Use custom configs with `-c my_config.txt` or pass msconvert args directly.

## Common Options

```bash
-o, --output-dir DIR      Output directory (required)
-w, --workers N          Number of parallel workers (default: 1)
-v, --verbose            Enable detailed logging
--log FILE               Custom log file path
-c, --config FILE        Custom msconvert config file

# Docker resource limits per worker
--worker-cores N         CPU cores (e.g., 2.0, 0.5)
--worker-memory SIZE     RAM limit (e.g., 4g, 2048m)
--worker-swap SIZE       Swap limit (set equal to memory to disable)
--worker-shm-size SIZE   Shared memory (default: 512m, increase for large files)
```

## Examples

```bash
# Basic conversion
mscli file.raw -o ./output --sage

# Directory with parallel processing
mscli /data/raw_files/ -o ./output --blitzff --workers 4

# Custom config file
mscli file1.raw file2.raw -o ./output -c my_config.txt

# Verbose logging
mscli /data/*.raw -o ./output --casanovo -v

# Resource-limited workers
mscli /data/*.raw -o ./output --sage \
  --workers 4 \
  --worker-cores 2.0 \
  --worker-memory 4g \
  --worker-swap 4g

# Specific Docker image version
mscli data.raw -o ./output --sage \
  --docker-image proteowizard/pwiz-skyline-i-agree-to-the-vendor-licenses:3.0.23310
```

## Supported Formats

`.raw`, `.wiff`, `.wiff2`, `.d`, `.baf`, `.fid`, `.yep`, `.tsf`, `.tdf`, `.mbi`, `.lcd`, `.ms`, `.cms1`,
`.ms1`, `.cms2`, `.ms2`, `.t2d`

## Development

```bash
# Setup
git clone https://github.com/pgarrett-scripps/msconvert-cli.git
cd msconvert-cli
uv sync

# Quality checks
make check    # Run linters and type checking
make format   # Format code with ruff
make test     # Run tests

# Run locally
uv run mscli --help
```

## License

Apache 2.0 - ProteoWizard license applies to the Docker image.

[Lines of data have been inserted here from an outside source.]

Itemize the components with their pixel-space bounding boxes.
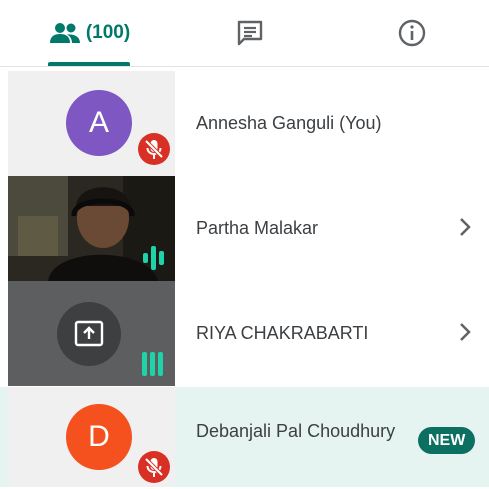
participant-count: (100) (85, 22, 131, 43)
new-badge: NEW (418, 427, 476, 454)
muted-badge (137, 132, 171, 171)
participant-row[interactable]: RIYA CHAKRABARTI (0, 281, 489, 386)
present-screen-icon (74, 320, 104, 347)
info-icon (398, 19, 426, 47)
mic-off-icon (138, 451, 170, 483)
muted-badge (137, 450, 171, 489)
tab-bar: (100) (0, 0, 489, 67)
participant-name: Annesha Ganguli (You) (196, 113, 382, 133)
chevron-right-icon[interactable] (455, 214, 475, 240)
avatar: D (66, 404, 132, 470)
tab-people[interactable]: (100) (20, 0, 160, 66)
chat-icon (237, 20, 263, 46)
speaking-indicator (143, 246, 165, 270)
participant-row[interactable]: D Debanjali Pal Choudhury NEW (0, 387, 489, 487)
participant-row[interactable]: Partha Malakar (0, 176, 489, 281)
people-icon (49, 23, 80, 43)
avatar-initial: A (88, 106, 109, 139)
participant-name: RIYA CHAKRABARTI (196, 323, 369, 343)
tab-info[interactable] (362, 0, 462, 66)
tab-chat[interactable] (200, 0, 300, 66)
mic-off-icon (138, 133, 170, 165)
avatar-initial: D (88, 420, 110, 453)
avatar: A (66, 90, 132, 156)
participant-name: Debanjali Pal Choudhury (196, 420, 396, 441)
participant-name: Partha Malakar (196, 218, 319, 238)
active-tab-indicator (48, 62, 130, 66)
participant-row[interactable]: A Annesha Ganguli (You) (0, 71, 489, 176)
chevron-right-icon[interactable] (455, 319, 475, 345)
speaking-indicator (142, 352, 164, 376)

https://proteowizard.sourceforge.io/index.html

## Citation

If using ProteoWizard, please cite:
A cross-platform toolkit for mass spectrometry and proteomics. Chambers, M.C., MacLean, B., Burke, R., Amode, D., Ruderman, D.L., Neumann, S., Gatto, L., Fischer, B., Pratt, B., Egertson, J., Hoff, K., Kessner, D., Tasman, N., Shulman, N., Frewen, B., Baker, T.A., Brusniak, M.-Y., Paulse, C., Creasy, D., Flashner, L., Kani, K., Moulding, C., Seymour, S.L., Nuwaysir, L.M., Lefebvre, B., Kuhlmann, F., Roark, J., Rainer, P., Detlev, S., Hemenway, T., Huhmer, A., Langridge, J., Connolly, B., Chadick, T., Holly, K., Eckels, J., Deutsch, E.W., Moritz, R.L., Katz, J.E., Agus, D.B., MacCoss, M., Tabb, D.L. & Mallick, P. Nature Biotechnology 30, 918-920 (2012).